The Anglophones Are Coming

Companies based in English-speaking Africa are investing in their Francophone neighbors, with tech companies leading the way.

Foreign direct investment (FDI) may be down the world over, but intra-continental cross-border investment outlays are increasingly prominent in Africa. Morocco and South Africa have long led the way. Now a new trend is emerging in which companies from Anglophone nations other than South Africa move into Francophone markets.

The highest profile activity involves technology firms, including fintechs. Examples include Kobo360, a digital platform for the trucking industry (Cotê d’Ivoire); Jumbopay, a Kenyan online payment gateway for mobile phones; Flutterwave, a Nigerian online payments company; and South Africa’s Jumo World, which builds platforms for financial services.

“I had no idea about this until I came to Lagos,” says Johanna Monthe, partner at Epena Law, a firm with offices in London, Lagos and Douala. “Every company is either expanding or talking about expanding into Francophone Africa.”

Africa’s intra-continental FDI stock rose from US$39.9 billion in 2000 to US$365 billion in 2017, according to the United Nations Conference on Trade and Development (UNCTAD). The World Bank estimates that net intra-continental cross-border investment as a share of all FDI in Africa jumped from an average 4% a year in 2002 to 2011 to 7% for 2012 to 2018, says Brody Viney, a World Bank consultant. That excludes Mauritius, which skews numbers as an off-shore banking hub.

The burst of intra-African activity is part of a more general trend toward “South-South FDI,” says Peter Kusek, senior economist at the World Bank. It started with China, India, the United Arab Emirates and Turkey–lately, we have also seen a rise within Africa.”

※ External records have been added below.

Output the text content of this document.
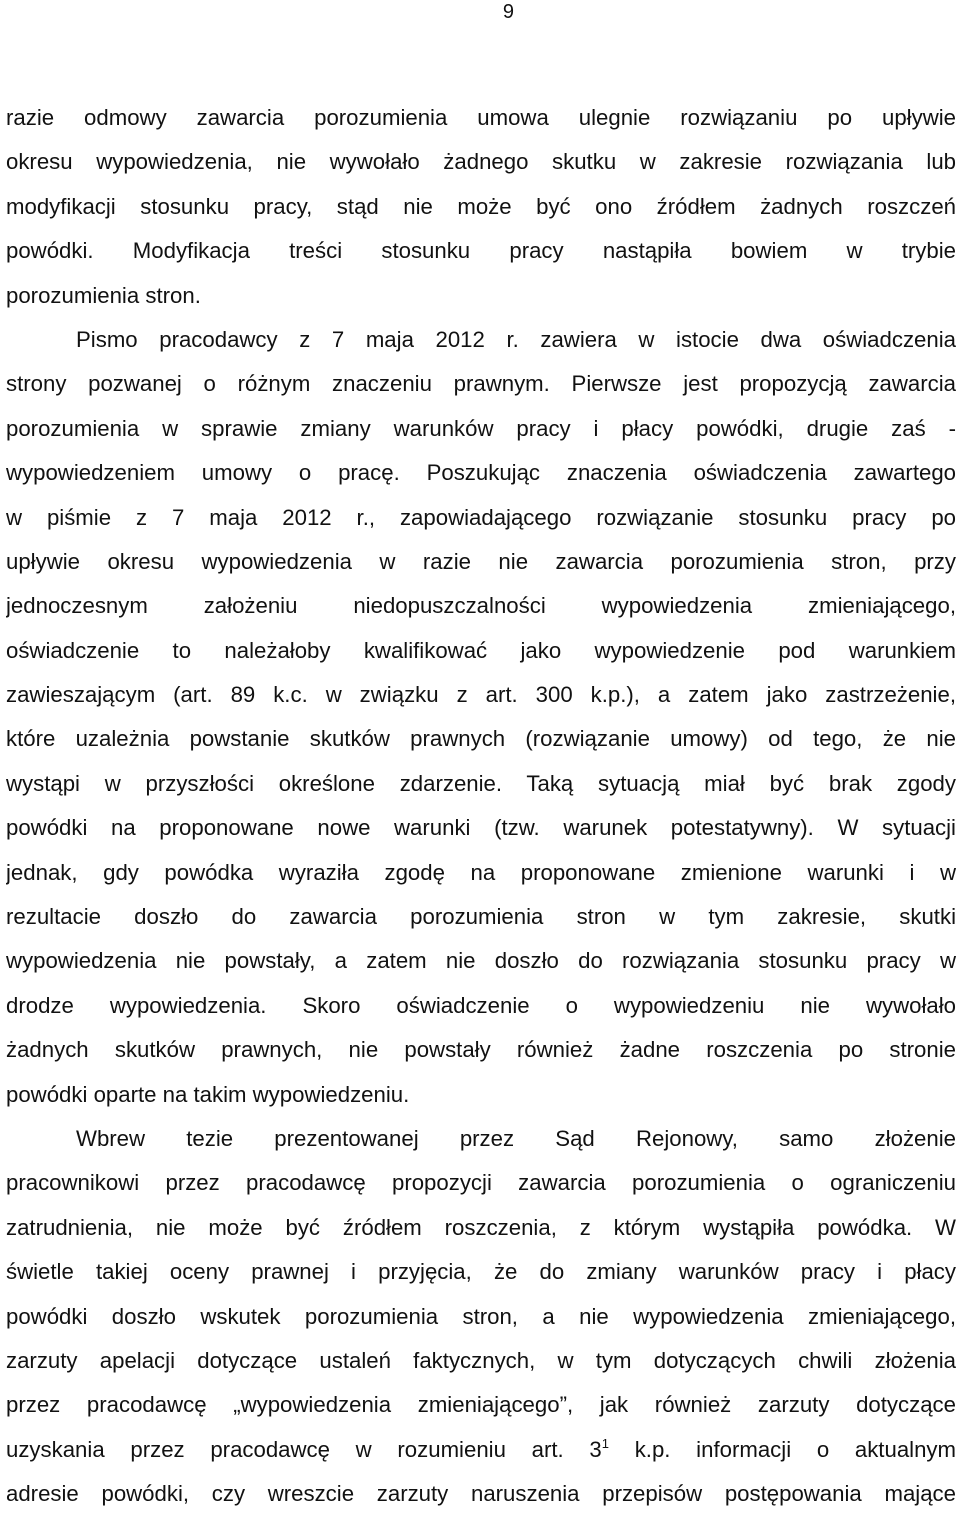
9
razie odmowy zawarcia porozumienia umowa ulegnie rozwiązaniu po upływie
okresu wypowiedzenia, nie wywołało żadnego skutku w zakresie rozwiązania lub
modyfikacji stosunku pracy, stąd nie może być ono źródłem żadnych roszczeń
powódki. Modyfikacja treści stosunku pracy nastąpiła bowiem w trybie
porozumienia stron.
Pismo pracodawcy z 7 maja 2012 r. zawiera w istocie dwa oświadczenia
strony pozwanej o różnym znaczeniu prawnym. Pierwsze jest propozycją zawarcia
porozumienia w sprawie zmiany warunków pracy i płacy powódki, drugie zaś -
wypowiedzeniem umowy o pracę. Poszukując znaczenia oświadczenia zawartego
w piśmie z 7 maja 2012 r., zapowiadającego rozwiązanie stosunku pracy po
upływie okresu wypowiedzenia w razie nie zawarcia porozumienia stron, przy
jednoczesnym założeniu niedopuszczalności wypowiedzenia zmieniającego,
oświadczenie to należałoby kwalifikować jako wypowiedzenie pod warunkiem
zawieszającym (art. 89 k.c. w związku z art. 300 k.p.), a zatem jako zastrzeżenie,
które uzależnia powstanie skutków prawnych (rozwiązanie umowy) od tego, że nie
wystąpi w przyszłości określone zdarzenie. Taką sytuacją miał być brak zgody
powódki na proponowane nowe warunki (tzw. warunek potestatywny). W sytuacji
jednak, gdy powódka wyraziła zgodę na proponowane zmienione warunki i w
rezultacie doszło do zawarcia porozumienia stron w tym zakresie, skutki
wypowiedzenia nie powstały, a zatem nie doszło do rozwiązania stosunku pracy w
drodze wypowiedzenia. Skoro oświadczenie o wypowiedzeniu nie wywołało
żadnych skutków prawnych, nie powstały również żadne roszczenia po stronie
powódki oparte na takim wypowiedzeniu.
Wbrew tezie prezentowanej przez Sąd Rejonowy, samo złożenie
pracownikowi przez pracodawcę propozycji zawarcia porozumienia o ograniczeniu
zatrudnienia, nie może być źródłem roszczenia, z którym wystąpiła powódka. W
świetle takiej oceny prawnej i przyjęcia, że do zmiany warunków pracy i płacy
powódki doszło wskutek porozumienia stron, a nie wypowiedzenia zmieniającego,
zarzuty apelacji dotyczące ustaleń faktycznych, w tym dotyczących chwili złożenia
przez pracodawcę „wypowiedzenia zmieniającego”, jak również zarzuty dotyczące
uzyskania przez pracodawcę w rozumieniu art. $3^1$ k.p. informacji o aktualnym
adresie powódki, czy wreszcie zarzuty naruszenia przepisów postępowania mające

The African Continental Free Trade Area Agreement (AFCFTA), concluded last year, is expected to further fuel the trend.

The current round of activity follows the lead of banks and financial services firms, especially from Nigeria and Ghana, that began moving into many of Africa’s 21 Francophone countries about 15 years ago. “Now with the boom in fintech, we are seeing smaller players” making their moves, Monthe says.

Not all Francophone countries are equal. Populations vary from 77 million in the Democratic Republic of the Congo (DRC) to less than 100,000 in Seychelles. Ease of doing business runs from Mauritius, number 13 in the World Bank`s index, to the DRC, which trails at 183 out of 190 countries. “Cotê d’Ivoire and Benin are easier,” Monthe says; “Cameroon and the DRC are more difficult.”

Despite language and other barriers, including red tape, some expansions appear to be doing well. “Kobo started in Cotê d’Ivoire and its numbers are astounding,” Monthe says. “They are making more there than in Nigeria.” Kobo360 has raised US$30 million, backed by Goldman Sachs, in an effort viewed as a bet on cross-border transportation and logistics under AFCFTA.

And the numbers are growing. In January, Flutterwave announced a takedown of US$35 million to boost its expansion into sub-Saharan Francophone markets and North Africa. A month later, Jumo pushed its cumulative fundraising since 2015 to nearly US$150 million with a successful plea for cash to back its initiatives in Côte D’Ivoire, Nigeria and elsewhere on the continent. Le Douala Grande Mall, a new shopping center in Cameroon, is “a replica of malls in Nigeria,” says Monthe.

Agribusiness is another target for cross-border investment, according to Monthe, while Kusek points to finance, telecommunications, media, construction, retail and consumer products. Investment in hotels and accommodations were booming, at least pre-pandemic, syas François de Senneville, head of the Africa group at the law firm, Fieldfisher.

Figures for intra-continental FDI in Africa can be unreliable, officials at some multilaterals admit, but some close observers believe that the real numbers are much higher. The “widely recognized under-reporting of intra-African cross-border investments … suggests that Africa’s actual OFDI [outbound FDI] stock could be much higher,” Kevin Ibeh, a professor in the Department of Management, Birkbeck, University of London, says in a co-authored paper.